Os sons variam em diversas línguas, as palavras nem sempre carregam significado semelhante. Muitas palavras não têm tradução. É frequente duas ou mais pessoas falarem a mesma língua e não compreenderem, da mesma forma, o que foi dito. Quando uma pessoa fala, por mais simples que seja a frase, ela ecoa num sistema de informação neural conformado pela cultura e pelas experiências cotidianas experimentadas ao longo da vida. Os neurônios são responsáveis por sinapses com memória criadas pelo uso frequente e repetitivo.

As experiências boas ou más e, principalmente, a ausência de experiências de vida podem tornar um fato comprovado por um experimento ausente de percepção e sentido ou significado para uma determinada pessoa. Existem sons no cantonês que eu não conseguia escutar e, portanto, não podia repetir. A apreensão de uma realidade X depende dessa espécie de eco capaz de transformar a experiência em razão.

O eco (relação entre a experiência e a razão) corresponde à cultura que cada um de nós carrega como patrimônio invisível no cérebro. A cultura e experiência de vida definem sensações com origem em satisfação e repulsa diante de objetos de desejo, marcadores de poder e diferentes formas de vínculos e afetos com a natureza (pessoas, animais e matéria). Marcadores voltados para a sobrevivência, poder e satisfação emocional, conscientes e inconscientes (dinheiro, carro, cargos em instituições, entre muitos outros), definirão o que se quer ouvir, ver e sentir. Em cada sociedade a vida, os objetos, as instituições e o planeta podem ser ou não ser vistos, ouvidos e sentidos, apesar de sua materialidade.

Não adianta, diante da diferença, levantar a voz, ficar indignado, repetir uma evidência até a exaustão. Uns vão ouvir e ver, e outros não vão ouvir nem sentir o que pode estar diante dos olhos.

É possível romper esse tipo de surdez e cegueira existencial?

Os gregos consideram a tragédia e seu impacto na vida cívica um caminho para se fazer ver. Com frequência pedem apoio ao coro, mais ou menos como fazemos, agora, com o coronavírus. O outro caminho, também delineado pelos gregos, sugere a política, a vida na cidade, na polis, na ágora, como o lugar ideal para se aprender ver e ouvir.

A política surgiu para combater alguns tipos de surdez e cegueira.  É ela (Jean-Pierre Vernant) responsável pela difícil trama dos elementos contrários, permitindo a construção e reconstrução sucessiva do tecido social.

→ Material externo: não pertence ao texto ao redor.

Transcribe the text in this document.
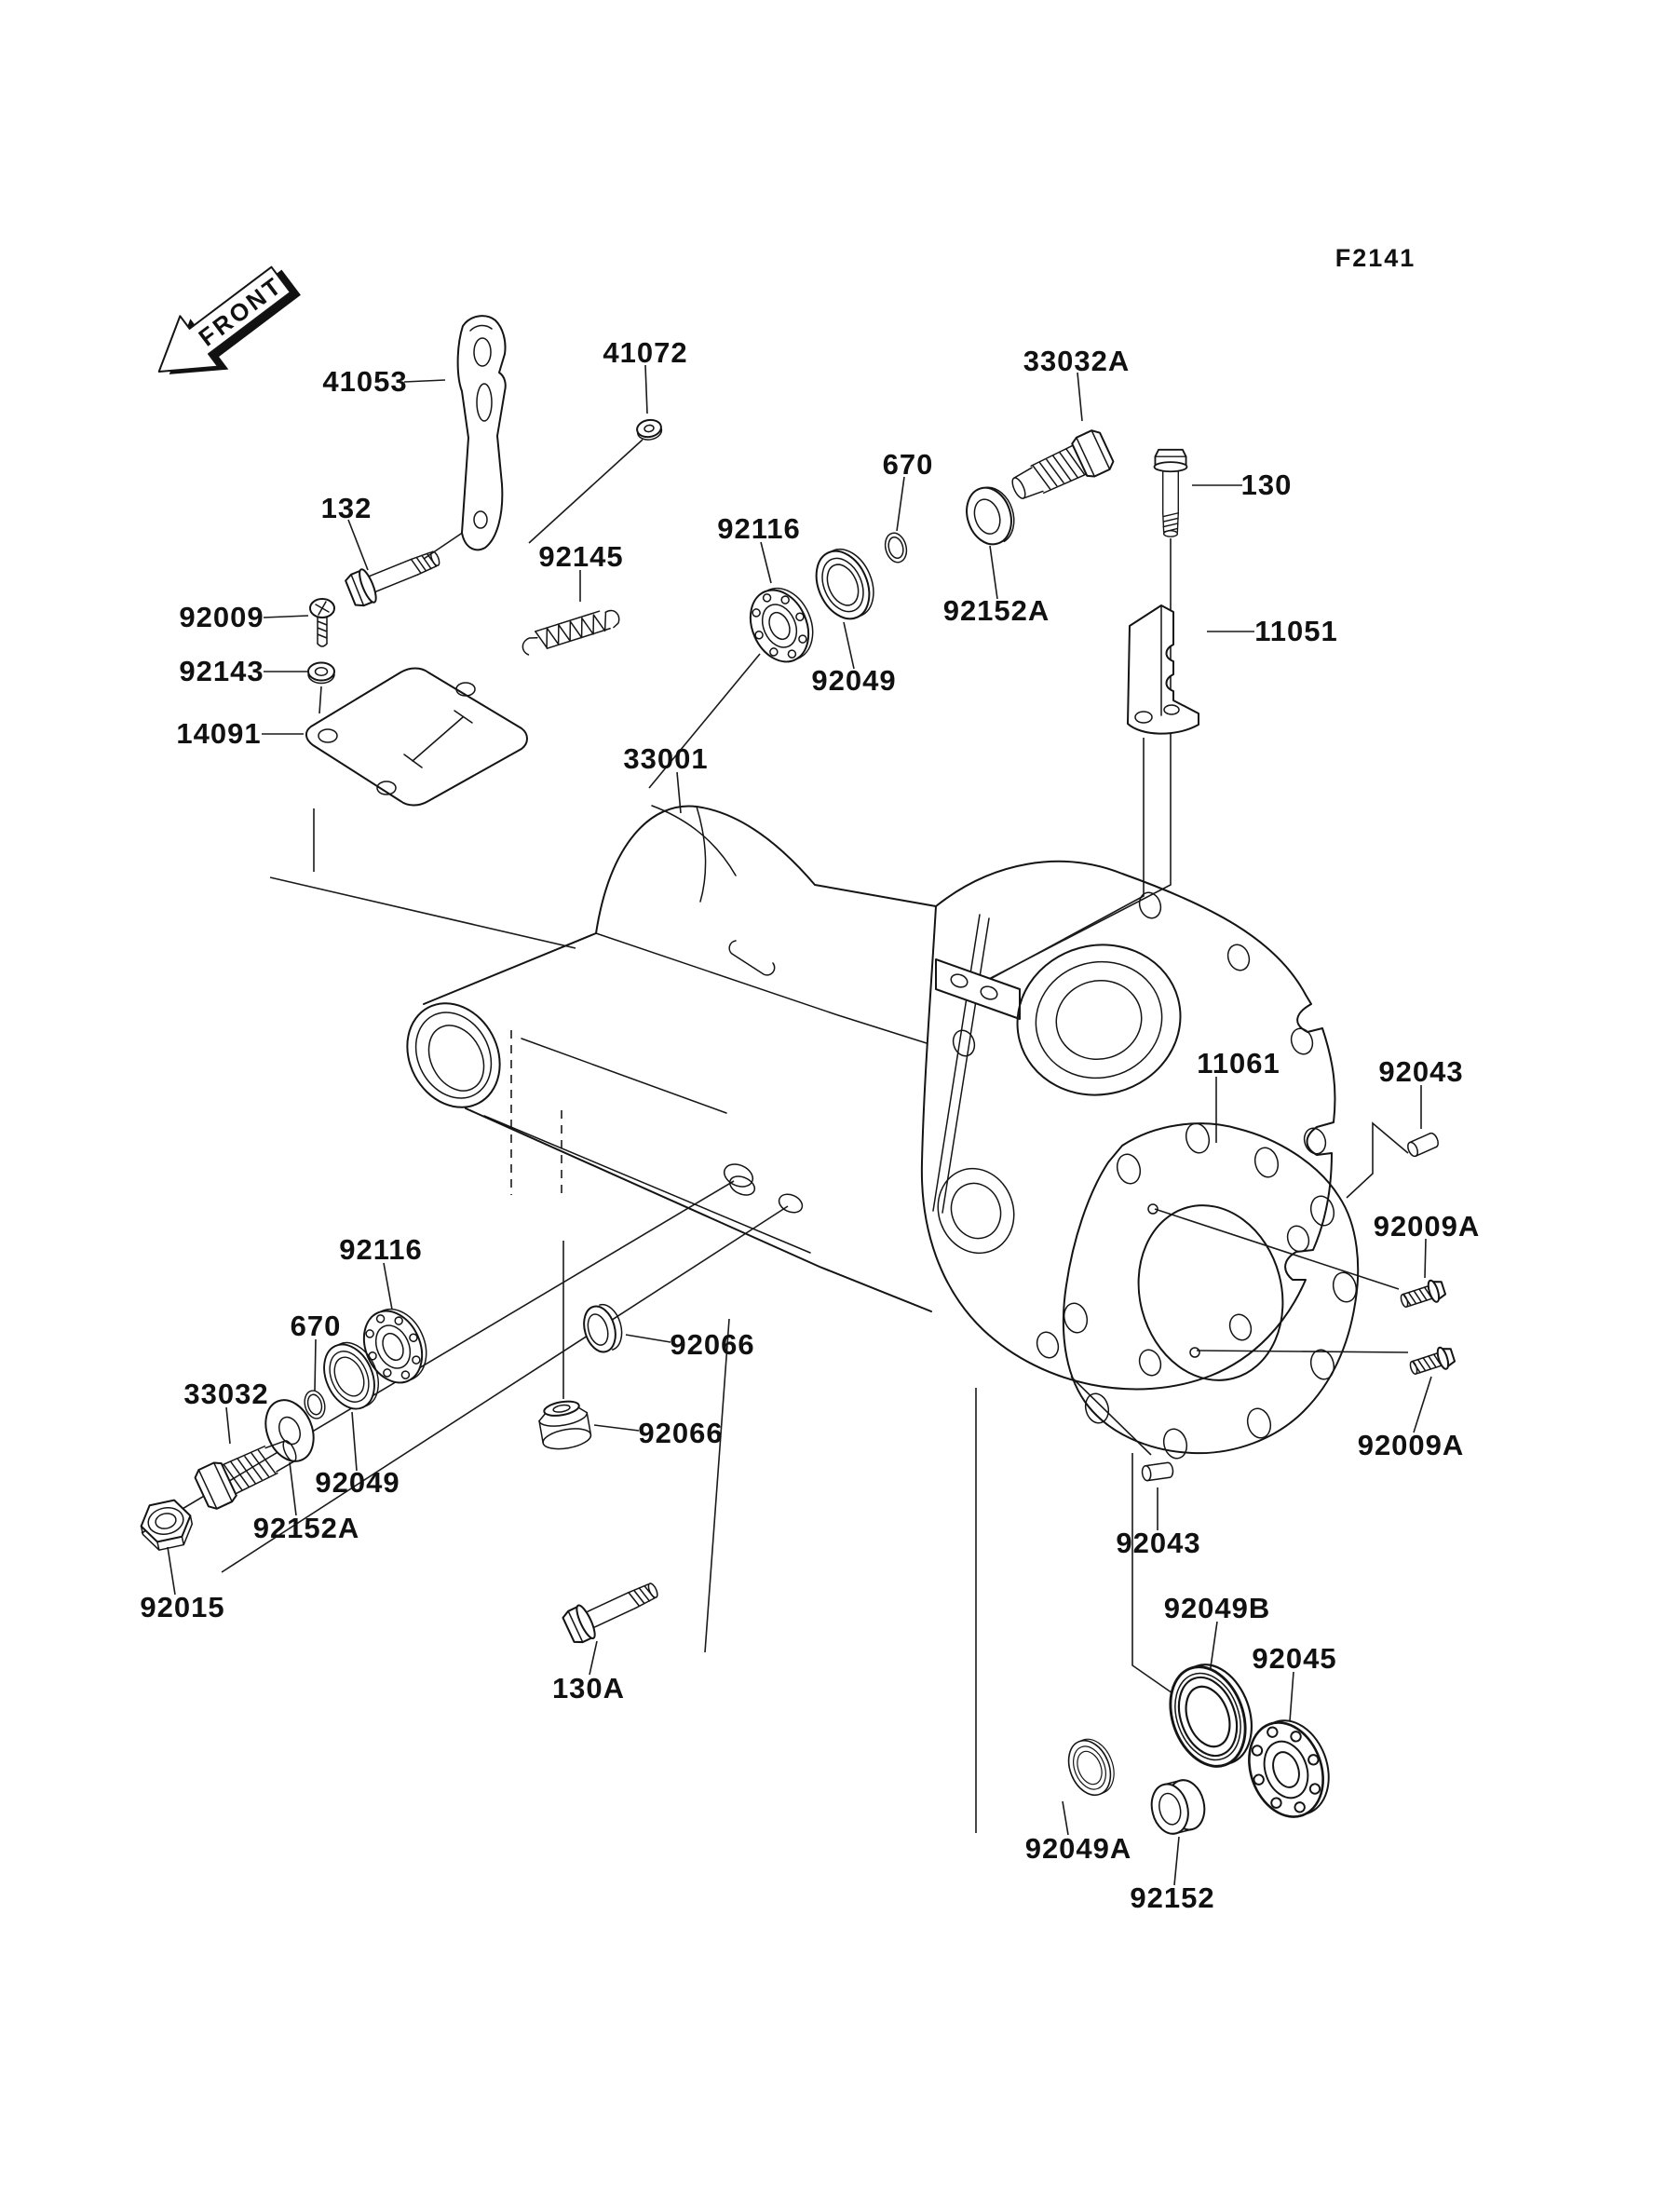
FRONT
F2141
41053
41072	33032A
670
130
132
92145
92116
92152A
92009
92049
11051
92143
14091
33001
11061	92043
92009A
92009A
92116
670
33032
92152A
92049
92066
92066
92015
130A
92049B
92045
92043
92049A
92152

Resumindo: não adianta gritar, repetir e comprovar a existência de perigo. A surdez e a cegueira sempre permanecerão entre alguns. Outros, com o apoio de um bom rei tecelão e da philia (amizade entre os gregos), podem resgatar a luz e fazer muitos ouvirem e verem: um planeta mais limpo, menos trepidante e, quem sabe, mais justo com a natureza (também humana).

Janice Theodoro da Silva é professora titular aposentada da Faculdade de Filosofia, Letras e Ciências Humanas (FFLCH) da USP.